Joseph S., un témoin de la scène interrogé par l’AFP, décrit un homme « avec un marteau dans la main » qui agresse un homme qui est tombé. La police est arrivée en « 5-10 minutes », ajoute-t-il.

La préfecture de police de Paris a fait état d’une intervention dans le « secteur Bir Hakeim », non loin du Champ-de-Mars. Un cordon de sécurité a été mis en place dans la soirée à proximité de la tour Eiffel, a constaté un journaliste de l’AFP.

Islamisme radical et troubles psychiatriques

L’auteur des coups mortels, Armand Rajabpour-Miyandoab, est « né en France », à Neuilly-sur-Seine en 1997, et est « Français », a précisé une source policière à l’AFP. Il « vivait chez ses parents », iraniens, « dans l’Essonne », a indiqué de son côté Gérald Darmanin.

D’après ces deux sources, il était connu pour islamisme radical et troubles psychiatriques. Pendant l’attaque, il aurait dit aux policiers l’ayant interpellé qu’il « ne pouvait plus supporter que les musulmans meurent, tant en Afghanistan qu’en Palestine » et qu’il « en voulait » pour « ce qui se passait à Gaza » et que la France serait « complice de ce que faisait Israël » là-bas, a précisé Gérald Darmanin. Il a également crié « Allah akbar », selon la source policière.

L’assaillant avait déjà été interpellé en 2016 par la Direction générale de la sécurité intérieure (DGSI) pour un projet d’action violente. Il avait été condamné à cinq ans d’emprisonnement et était sorti après quatre ans de détention. « Il était suivi par la DGSI comme étant une personne ayant des troubles psychiatriques très importants » et était « d’ailleurs sous traitement psychiatrique et neurologique », a rapporté Gérald Darmanin face à la presse.

Emmanuel Macron réagit

Emmanuel Macron, en déplacement à Doha, a eu Gérald Darmanin au téléphone avant de décoller pour la France. C’est son ministre qui l’a informé de l’attaque, a appris l’AFP dans l’entourage du président.

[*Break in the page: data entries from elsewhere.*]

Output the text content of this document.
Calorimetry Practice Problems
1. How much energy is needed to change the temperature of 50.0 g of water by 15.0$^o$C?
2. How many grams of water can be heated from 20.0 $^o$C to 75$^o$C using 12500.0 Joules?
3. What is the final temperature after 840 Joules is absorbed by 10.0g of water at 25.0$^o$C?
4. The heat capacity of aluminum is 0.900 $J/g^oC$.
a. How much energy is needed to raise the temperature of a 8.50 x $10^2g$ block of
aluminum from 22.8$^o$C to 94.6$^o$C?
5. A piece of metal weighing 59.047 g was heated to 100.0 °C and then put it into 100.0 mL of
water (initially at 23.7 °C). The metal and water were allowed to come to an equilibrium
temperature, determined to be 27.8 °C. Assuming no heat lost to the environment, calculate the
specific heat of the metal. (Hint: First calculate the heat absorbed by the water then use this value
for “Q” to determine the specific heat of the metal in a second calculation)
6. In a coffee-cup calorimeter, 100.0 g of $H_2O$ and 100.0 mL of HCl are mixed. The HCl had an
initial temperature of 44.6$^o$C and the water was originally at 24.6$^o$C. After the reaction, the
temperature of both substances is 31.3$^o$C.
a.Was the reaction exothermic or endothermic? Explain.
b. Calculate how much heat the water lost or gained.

« J’adresse toutes mes condoléances à la famille et aux proches du ressortissant allemand décédé ce soir lors de l’attaque terroriste survenue à Paris et pense avec émotion aux personnes actuellement blessées et prises en charge », a-t-il ensuite écrit sur X.

« Nous ne céderons rien face au terrorisme », a de son côté assuré la Première ministre Élisabeth Borne sur le même réseau social, dans la nuit de samedi à dimanche. « Mes pensées vont à la victime, aux blessés et à leurs proches. Je salue le courage et le professionnalisme de nos forces de l’ordre et nos services de secours mobilisés », a-t-elle ajouté.

« Paris est en deuil après cette terrible attaque, a posté de son côté le ministre des Transports Clément Beaune. Pensées et solidarité pour les familles et les proches des victimes. »

Cette attaque survient moins de deux mois après celle d’Arras qui a coûté la vie à un enseignant mi-octobre et conduit au relèvement du plan Vigipirate au niveau maximal « urgence attentat ».

Le mode opératoire de samedi rappelle celui de précédentes attaques dans la capitale.